Tiba-tiba aku mendengar suara langkah kaki yang cepat, walaupun hanya satu orang jelas sekali sangat berisik. Ketika aku hendak memalingkan wajah ke belakang, seorang siswa dengan blazer abu-abu berlari dengan cepat dan melewatiku begitu saja.

Orang itu berlari tanpa memperhatikan sekelilingnya. Dia luar biasa, kalau aku melakukannya mungkin saja sudah pingsan ketika sampai dipintu depan. Pandanganku teralihkan, kepada sosok anak laki-laki yang sedang menunggu di bawah pohon nan besar dan juga tinggi.

Langkahku akhirnya berhenti, tepat ketika aku beradiri sekitar setengah meter dari tempat anak itu berdiri. Blazernya yang berwarna camel, menandakan dia adalah anak Kelas D.

Ekspresinya yang ramah membuatku sedikit canggung, matanya terus memperhatikanku tanpa berkedip menambah anehnya situasi sekarang.

"Aku nungguin kamu lama banget lo, enggak pengen minta maaf gitu?" tanyanya sambil tertawa senang.

"Maafin aku kalau gitu."

Diriku ini tidak salah karena pesan yang dia kirim tadi juga mendadak.
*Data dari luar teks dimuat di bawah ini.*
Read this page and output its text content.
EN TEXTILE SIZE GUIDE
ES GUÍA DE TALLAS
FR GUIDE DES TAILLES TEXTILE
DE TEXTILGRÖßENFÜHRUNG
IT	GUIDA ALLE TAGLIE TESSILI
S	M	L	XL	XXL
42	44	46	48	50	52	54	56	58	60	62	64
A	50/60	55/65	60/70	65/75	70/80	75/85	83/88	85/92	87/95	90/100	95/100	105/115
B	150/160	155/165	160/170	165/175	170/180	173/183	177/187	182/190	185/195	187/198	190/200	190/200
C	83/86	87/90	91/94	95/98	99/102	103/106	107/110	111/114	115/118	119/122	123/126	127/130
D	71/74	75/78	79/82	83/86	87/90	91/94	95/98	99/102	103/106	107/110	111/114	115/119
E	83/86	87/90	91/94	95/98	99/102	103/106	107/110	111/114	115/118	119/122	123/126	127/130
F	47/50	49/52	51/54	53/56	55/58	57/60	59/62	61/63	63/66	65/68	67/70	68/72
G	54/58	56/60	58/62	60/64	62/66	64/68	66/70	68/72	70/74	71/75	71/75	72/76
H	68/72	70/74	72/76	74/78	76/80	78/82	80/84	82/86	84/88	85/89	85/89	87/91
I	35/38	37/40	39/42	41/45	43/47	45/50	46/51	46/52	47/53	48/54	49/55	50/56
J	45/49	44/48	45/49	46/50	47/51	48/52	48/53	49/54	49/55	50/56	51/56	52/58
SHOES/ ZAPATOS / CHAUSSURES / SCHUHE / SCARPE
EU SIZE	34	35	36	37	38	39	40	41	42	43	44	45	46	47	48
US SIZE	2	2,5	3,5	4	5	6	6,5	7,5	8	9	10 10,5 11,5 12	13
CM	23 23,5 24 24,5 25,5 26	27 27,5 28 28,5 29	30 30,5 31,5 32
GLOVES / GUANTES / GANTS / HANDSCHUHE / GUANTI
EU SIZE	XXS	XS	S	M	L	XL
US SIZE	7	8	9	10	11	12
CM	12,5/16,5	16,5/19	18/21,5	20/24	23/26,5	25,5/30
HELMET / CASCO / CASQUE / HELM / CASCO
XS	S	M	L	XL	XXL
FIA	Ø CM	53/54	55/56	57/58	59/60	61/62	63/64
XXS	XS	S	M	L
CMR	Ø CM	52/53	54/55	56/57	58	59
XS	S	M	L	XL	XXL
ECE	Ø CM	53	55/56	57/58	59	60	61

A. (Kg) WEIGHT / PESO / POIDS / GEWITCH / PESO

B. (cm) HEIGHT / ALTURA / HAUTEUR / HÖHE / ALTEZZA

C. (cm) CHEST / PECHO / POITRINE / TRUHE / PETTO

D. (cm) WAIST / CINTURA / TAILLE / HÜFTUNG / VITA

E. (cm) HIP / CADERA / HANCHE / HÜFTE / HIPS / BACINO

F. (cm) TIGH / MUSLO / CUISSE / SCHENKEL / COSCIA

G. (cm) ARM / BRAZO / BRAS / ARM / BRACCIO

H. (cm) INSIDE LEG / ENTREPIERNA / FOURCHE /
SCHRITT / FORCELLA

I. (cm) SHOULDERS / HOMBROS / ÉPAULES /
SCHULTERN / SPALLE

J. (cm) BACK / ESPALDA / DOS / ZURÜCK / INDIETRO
Jelas saja aku tidak bisa bersiap-siap dan beginilah hasilnya, keterlambatan. Mungkin dia mengirim pesan ketika dirinya sampai di sini dan berdalih kalau sudah menunggu cukup lama.

Wajahnya masih tenang meskipun kata-katanya sedikit sarkastik. "Iya, aku terima permintaan maaf kamu, asalkan kamu mau jalan bareng aku besok."

Aku kaget dengan apa yang dikatakannya barusan. Apakah ini yang dimaksud ajakan kencan? Ah, aku tidak terlalu mengerti, tapi sepertinya ajakan itu tidak bisa ditolak.

"Apa maksud kamu?"

"Aku udah bilang jelas banget kok. Kamu pasti paham, 'kan? Jadi besok kita bakal pergi ke taman yang ada di dekat perumahan para staf. Aku tunggu besok di depan asrama jam 8. Aku duluan, bye," ujarnya yang kemudian berjalan meninggalkanku.

Dia sudah pergi bahkan tanpa mendengar jawabanku. Apa-apaan dia itu? Bukankah yang dilakukannya sangat tidak sopan. Apalagi dari perkataannya tadi seperti memaksa. Namun, aku sedikit tertarik karena ini akan jadi pengalaman pertamaku untuk pergi keluar dengan seorang anak laki-laki. Apakah aku akan gugup seperti biasa atau tidak, aku jadi penasaran.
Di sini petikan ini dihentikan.